La question de la révision du code électoral revient donc au bout des lèvres et renforce la nécessité selon laquelle les Camerounais doivent apprendre à être eux-mêmes maîtres de leur destin. Des solutions considérées comme des rafistolages ont toujours été malmenés par les arguments de maturité politique du peuple camerounais à être maître de son destin. En effet, la thèse sur la révision constitutionnelle, en y apportant les éléments clés comme les élections à deux tours, est celle qui bat en brèche toutes les thèses et fait l’unanimité dans l’opinion. Cependant, le seul hic reste la fermeté du régime qui n’entend pas céder sur cet élément vital qui pourrait le coûter trop cher.

Solution 3 : la nécessité de la construction d’un rapport de force

À vue d’œil, on aurait dû penser à un blocage définitif à ce niveau des solutions déjà proposées jusqu’ici. Mais, il existe néanmoins ce qui ferait changer la donne : la liste électorale. Une observation très minutieuse de la liste électorale dite biométrique fait remarquer que sur un potentiel de 10 à 13 millions d’électeurs, seuls 6 millions de Camerounais se sont effectivement inscrits. D’où la question fondamentale : pourquoi les Camerounais ne s’inscrivent-ils pas sur la liste électorale ? Ou mieux, à quoi est dû ce désintérêt pour la politique ? A priori, la réponse évidente serait : les Camerounais sont déçus par le parti au pouvoir et des leaders de l’opposition. Ils sont déçus par cet interminable mandat qui ne finit pas. Ils sont fatigués d’aller voter et de ne pas voir le changement arriver pourtant promis par l’opposition.

Les fins analystes considèrent cette attitude comme un boycotte de la chose politique, une sorte de frustration et de désespérance. Si les frustrés sont des opposants au régime régnant, il est fort probable que ce sont des voix acquises à la cause de l’opposition. Mathématiquement, c’est l’opposition qui perd des voix par cette abstention, cette apathie, cet attentisme des Camerounais. Théoriquement, une inscription massive dans la liste électorale garantirait une victoire certaine de l’opposition avec un code électoral d’un tour.

Il s’avère donc qu’après avoir fait le tour des solutions d’alternance si chère à beaucoup, il ne reste plus qu’à dire aux leaders des partis de l’opposition de trouver la motivation qui déclenchera l’intérêt du peuple.
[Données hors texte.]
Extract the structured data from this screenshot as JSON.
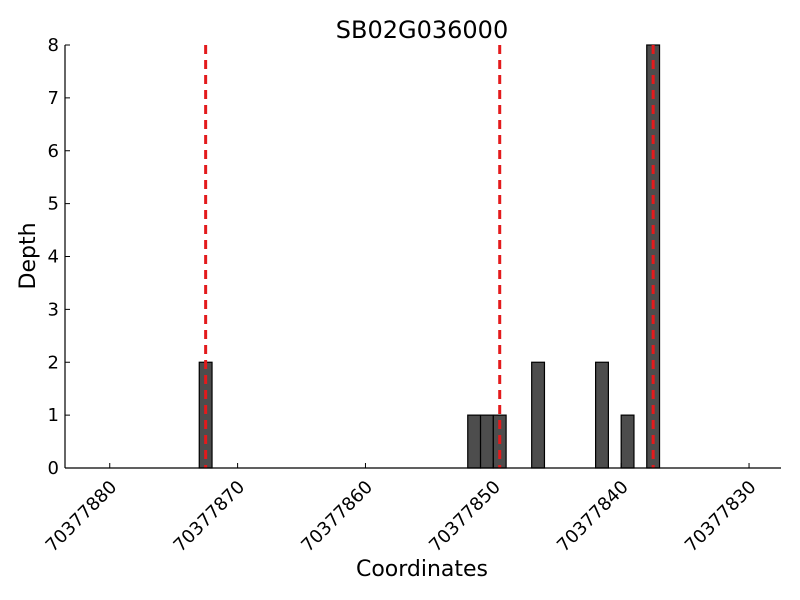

Comment donc y parvenir avec cette classe politique vieillissante, du parti au pouvoir comme de l’opposition ? Comment y parvenir avec des leaders qui manquent de charisme et de poigne ? Comment y parvenir avec cette corruption des consciences et des mœurs ancrées dans nos chaires ?

Un leader charismatique est, me semble-t-il, la solution la plus idoine et possible, quoiqu’idéaliste. Ce leader jouera le rôle d’un véritable psychanalyste capable de porter l’espoir tant perdu et sans lequel le président Biya, malheureusement, rempilera encore en 2018 ou même dans une élection anticipée de 2017.